Si algo debemos reconocerle al presidente Petro es que, a pesar de su enfoque radical y obstinado, ha puesto a Colombia a conversar sobre las deudas históricas de los gobiernos de uno de los países más desiguales del planeta y sobre las reformas que intentan concretar su modelo de país. Estas han sido ampliamente discutidas por todos los sectores y el gobierno logró recientemente la aprobación de la pensional, gracias a una jugada mañosa que mostró al primer Gobierno de izquierda como un veterano jugador de la politiquería.
Si algún sector refleja el drama de la desigualdad, es el de la educación; sin embargo, la reforma a la Ley Estatutaria de Educación se ha convertido en un tema de segunda. Aunque el aumento sostenido por décadas en el PGN para la educación ha logrado grandes avances en cobertura y en el mejoramiento de la infraestructura, la deficiencia en la calidad es compleja. Colombia está mal calificada en las pruebas Pisa, lo que nos pone en los últimos lugares entre los países de la OCDE y las pruebas Saber confirman las grandes brechas entre la educación pública y privada y entre zonas rurales y urbanas.

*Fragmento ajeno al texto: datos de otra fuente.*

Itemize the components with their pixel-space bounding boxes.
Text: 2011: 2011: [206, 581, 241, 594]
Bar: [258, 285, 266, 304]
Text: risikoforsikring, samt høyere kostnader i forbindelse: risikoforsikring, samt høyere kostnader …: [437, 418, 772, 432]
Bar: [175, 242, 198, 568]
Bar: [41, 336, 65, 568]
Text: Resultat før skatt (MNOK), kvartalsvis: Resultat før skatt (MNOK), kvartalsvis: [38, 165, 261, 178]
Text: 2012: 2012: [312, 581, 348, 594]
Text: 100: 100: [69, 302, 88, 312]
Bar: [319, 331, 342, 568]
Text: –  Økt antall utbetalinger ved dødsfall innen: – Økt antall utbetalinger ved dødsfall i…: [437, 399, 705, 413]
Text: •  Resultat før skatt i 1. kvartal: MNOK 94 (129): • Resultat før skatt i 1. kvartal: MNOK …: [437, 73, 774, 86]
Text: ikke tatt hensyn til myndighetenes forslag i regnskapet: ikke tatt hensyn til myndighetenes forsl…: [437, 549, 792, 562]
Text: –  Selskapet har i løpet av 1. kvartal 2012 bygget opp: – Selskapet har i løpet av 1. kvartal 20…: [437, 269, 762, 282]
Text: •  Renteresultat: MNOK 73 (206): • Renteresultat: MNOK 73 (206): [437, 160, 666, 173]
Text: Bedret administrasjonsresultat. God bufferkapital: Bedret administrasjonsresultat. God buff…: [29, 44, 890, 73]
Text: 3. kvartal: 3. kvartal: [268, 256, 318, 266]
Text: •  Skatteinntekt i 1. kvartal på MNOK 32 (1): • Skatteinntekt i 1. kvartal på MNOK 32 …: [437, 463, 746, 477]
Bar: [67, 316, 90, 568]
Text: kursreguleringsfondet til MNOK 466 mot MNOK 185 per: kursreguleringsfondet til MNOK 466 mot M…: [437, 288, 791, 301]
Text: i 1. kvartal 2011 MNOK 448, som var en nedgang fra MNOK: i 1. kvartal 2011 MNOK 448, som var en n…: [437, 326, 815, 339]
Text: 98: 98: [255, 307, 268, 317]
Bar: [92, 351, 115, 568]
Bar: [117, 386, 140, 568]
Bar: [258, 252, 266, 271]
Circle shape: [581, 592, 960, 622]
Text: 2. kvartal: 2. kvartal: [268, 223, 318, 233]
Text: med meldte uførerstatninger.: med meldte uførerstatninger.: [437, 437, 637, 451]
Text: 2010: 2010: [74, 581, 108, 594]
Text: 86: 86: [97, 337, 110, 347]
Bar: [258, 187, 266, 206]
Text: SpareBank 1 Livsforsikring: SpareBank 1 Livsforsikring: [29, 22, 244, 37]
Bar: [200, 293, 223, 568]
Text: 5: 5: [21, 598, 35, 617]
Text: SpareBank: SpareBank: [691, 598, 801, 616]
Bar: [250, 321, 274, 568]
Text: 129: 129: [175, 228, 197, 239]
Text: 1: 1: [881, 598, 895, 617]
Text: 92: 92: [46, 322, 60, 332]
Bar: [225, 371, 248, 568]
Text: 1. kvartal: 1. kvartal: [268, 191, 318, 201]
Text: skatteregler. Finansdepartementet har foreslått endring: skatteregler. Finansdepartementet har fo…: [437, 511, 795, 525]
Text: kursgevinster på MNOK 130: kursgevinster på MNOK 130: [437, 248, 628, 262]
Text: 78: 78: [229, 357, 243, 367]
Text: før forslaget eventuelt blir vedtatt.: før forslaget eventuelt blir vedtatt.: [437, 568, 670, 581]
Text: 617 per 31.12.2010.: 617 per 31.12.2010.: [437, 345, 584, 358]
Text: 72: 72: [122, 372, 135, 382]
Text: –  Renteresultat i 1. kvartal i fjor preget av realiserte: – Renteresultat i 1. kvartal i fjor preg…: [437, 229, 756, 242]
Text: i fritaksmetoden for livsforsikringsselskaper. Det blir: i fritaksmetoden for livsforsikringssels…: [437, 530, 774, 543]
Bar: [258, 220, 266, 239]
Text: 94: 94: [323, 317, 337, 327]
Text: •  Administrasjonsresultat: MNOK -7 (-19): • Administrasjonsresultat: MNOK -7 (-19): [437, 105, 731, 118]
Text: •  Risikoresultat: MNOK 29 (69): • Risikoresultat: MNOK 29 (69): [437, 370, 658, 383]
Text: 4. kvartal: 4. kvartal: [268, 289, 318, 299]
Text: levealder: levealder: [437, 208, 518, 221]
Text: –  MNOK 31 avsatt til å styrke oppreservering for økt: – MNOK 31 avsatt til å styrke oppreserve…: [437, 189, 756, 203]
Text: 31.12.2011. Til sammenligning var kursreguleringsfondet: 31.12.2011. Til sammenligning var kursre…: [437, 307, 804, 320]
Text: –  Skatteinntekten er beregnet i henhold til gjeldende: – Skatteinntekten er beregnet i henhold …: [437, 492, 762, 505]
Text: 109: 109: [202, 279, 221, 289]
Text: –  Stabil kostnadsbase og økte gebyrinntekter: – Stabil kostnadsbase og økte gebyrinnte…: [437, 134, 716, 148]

No hay discusión sobre la relación entre la educación y el desarrollo económico y la productividad de un país. Un estudio del Banco Mundial muestra que por cada año de escolarización, los ingresos por hora pueden aumentar un 9 %. Tampoco existe análisis capaz de controvertir la relación entre la calidad de la educación y los índices de pobreza y violencia. Además, la educación fortalece los principios democráticos, fomenta la innovación y sirve de motor para contrarrestar el cambio climático.
No se comprende, entonces, cómo el Gobierno de la paz, de la justicia social y del cuidado del planeta, no muestra vehemencia para afrontar las carencias de la educación inicial, la media y la superior, principalmente. Es urgente una gran conversación sobre el rezago dejado por la pandemia, la deserción escolar, la necesidad de currículos contextualizados en las regiones a partir de la autonomía escolar, los modelos educativos, la educación terciaria y posmedia, así como la crisis generalizada de la Universidad y su poca flexibilidad para cumplir con las expectativas de los jóvenes. Y claro, la necesidad de que el cuerpo docente tenga buenas condiciones laborales, pero también evaluaciones bajo criterios que contribuyan a su excelencia, incluido el del desempeño estudiantil.

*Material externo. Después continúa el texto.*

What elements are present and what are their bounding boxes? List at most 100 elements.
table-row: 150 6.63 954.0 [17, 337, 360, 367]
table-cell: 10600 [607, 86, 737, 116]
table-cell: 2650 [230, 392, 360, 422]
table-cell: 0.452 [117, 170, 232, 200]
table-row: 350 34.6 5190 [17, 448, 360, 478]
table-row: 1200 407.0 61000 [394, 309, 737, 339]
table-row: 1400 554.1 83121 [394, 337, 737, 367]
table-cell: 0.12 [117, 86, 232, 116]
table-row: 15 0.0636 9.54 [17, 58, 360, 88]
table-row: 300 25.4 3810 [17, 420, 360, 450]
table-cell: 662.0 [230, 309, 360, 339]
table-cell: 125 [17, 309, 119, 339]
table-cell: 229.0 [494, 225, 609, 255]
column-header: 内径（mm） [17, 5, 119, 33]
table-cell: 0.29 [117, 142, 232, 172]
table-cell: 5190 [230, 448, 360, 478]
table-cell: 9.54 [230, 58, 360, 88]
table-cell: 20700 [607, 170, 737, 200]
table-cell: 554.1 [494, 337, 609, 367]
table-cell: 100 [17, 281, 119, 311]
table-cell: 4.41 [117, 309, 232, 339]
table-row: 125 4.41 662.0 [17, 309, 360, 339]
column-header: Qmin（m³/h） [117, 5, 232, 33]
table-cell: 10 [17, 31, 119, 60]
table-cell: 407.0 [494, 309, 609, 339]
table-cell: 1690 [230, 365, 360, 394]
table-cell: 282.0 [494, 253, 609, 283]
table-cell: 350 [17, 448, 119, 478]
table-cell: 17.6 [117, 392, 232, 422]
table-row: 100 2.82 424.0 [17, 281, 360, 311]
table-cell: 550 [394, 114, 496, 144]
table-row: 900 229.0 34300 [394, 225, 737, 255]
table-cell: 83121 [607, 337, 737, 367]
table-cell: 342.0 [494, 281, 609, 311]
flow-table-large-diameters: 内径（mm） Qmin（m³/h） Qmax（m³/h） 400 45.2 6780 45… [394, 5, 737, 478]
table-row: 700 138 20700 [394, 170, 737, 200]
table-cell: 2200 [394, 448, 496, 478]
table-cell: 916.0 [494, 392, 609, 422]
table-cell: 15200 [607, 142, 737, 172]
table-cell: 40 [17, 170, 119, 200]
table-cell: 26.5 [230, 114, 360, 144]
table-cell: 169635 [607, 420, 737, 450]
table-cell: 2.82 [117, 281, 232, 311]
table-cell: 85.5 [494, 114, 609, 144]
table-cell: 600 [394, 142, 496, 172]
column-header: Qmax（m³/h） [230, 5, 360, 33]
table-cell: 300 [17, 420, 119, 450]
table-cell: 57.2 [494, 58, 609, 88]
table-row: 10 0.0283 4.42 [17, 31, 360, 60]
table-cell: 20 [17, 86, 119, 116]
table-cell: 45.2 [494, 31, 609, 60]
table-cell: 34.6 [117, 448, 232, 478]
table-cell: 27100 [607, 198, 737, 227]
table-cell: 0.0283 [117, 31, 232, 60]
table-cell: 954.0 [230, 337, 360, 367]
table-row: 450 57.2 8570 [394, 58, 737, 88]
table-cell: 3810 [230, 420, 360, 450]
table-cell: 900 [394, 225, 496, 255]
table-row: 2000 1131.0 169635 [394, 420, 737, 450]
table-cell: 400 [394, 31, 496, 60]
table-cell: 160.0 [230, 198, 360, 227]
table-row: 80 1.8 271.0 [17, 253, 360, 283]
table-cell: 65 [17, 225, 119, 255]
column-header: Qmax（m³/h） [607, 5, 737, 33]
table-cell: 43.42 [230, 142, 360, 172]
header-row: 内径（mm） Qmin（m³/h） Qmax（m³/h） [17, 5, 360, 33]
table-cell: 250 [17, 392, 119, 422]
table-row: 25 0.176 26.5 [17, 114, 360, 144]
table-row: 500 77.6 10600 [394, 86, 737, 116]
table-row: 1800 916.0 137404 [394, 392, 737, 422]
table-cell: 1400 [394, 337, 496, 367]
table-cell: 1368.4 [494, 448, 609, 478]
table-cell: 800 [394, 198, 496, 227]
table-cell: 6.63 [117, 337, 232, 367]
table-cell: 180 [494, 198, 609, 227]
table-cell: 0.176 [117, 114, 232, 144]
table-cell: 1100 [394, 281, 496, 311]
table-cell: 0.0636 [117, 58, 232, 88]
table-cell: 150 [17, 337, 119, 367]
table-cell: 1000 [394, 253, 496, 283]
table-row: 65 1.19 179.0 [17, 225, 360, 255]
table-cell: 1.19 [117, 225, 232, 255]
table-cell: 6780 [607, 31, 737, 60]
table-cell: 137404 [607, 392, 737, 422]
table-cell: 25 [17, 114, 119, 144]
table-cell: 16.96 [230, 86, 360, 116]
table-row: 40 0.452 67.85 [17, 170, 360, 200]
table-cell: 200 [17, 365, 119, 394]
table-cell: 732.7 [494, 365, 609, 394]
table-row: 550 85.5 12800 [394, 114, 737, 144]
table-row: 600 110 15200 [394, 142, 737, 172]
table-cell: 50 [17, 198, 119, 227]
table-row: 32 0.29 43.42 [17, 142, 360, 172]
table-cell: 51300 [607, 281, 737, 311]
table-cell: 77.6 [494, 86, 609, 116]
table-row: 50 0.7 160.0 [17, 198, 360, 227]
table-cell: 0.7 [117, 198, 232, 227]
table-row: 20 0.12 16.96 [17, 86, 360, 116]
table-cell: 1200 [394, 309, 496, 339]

La discusión se ha dado en pocos días, en tono tímido y sin pedagogía, dejándola al ruido de Fecode y sus propios intereses. El Gobierno parece decidido a que se hunda su propia reforma y la oposición construyó en sus pupitres una propuesta que no da respuesta a todos los frentes del sistema. ¿Dónde están la academia, la empresa privada, la sociedad civil y los medios de comunicación? ¿Hubo foros cartageneros sobre el tema? ¿Por qué se ha visto tanto ímpetu en las otras reformas y ninguno frente a la educativa? ¿Será porque no median intereses económicos directos?
Al momento de entregar esta columna, Fecode sigue gritando en la calle y el Congreso aplazó el debate. Las próximas generaciones recordarán nuestra desidia cuando sean ellas quienes tengan que enfrentar el atraso de una sociedad que no se preocupa por un país bien educado.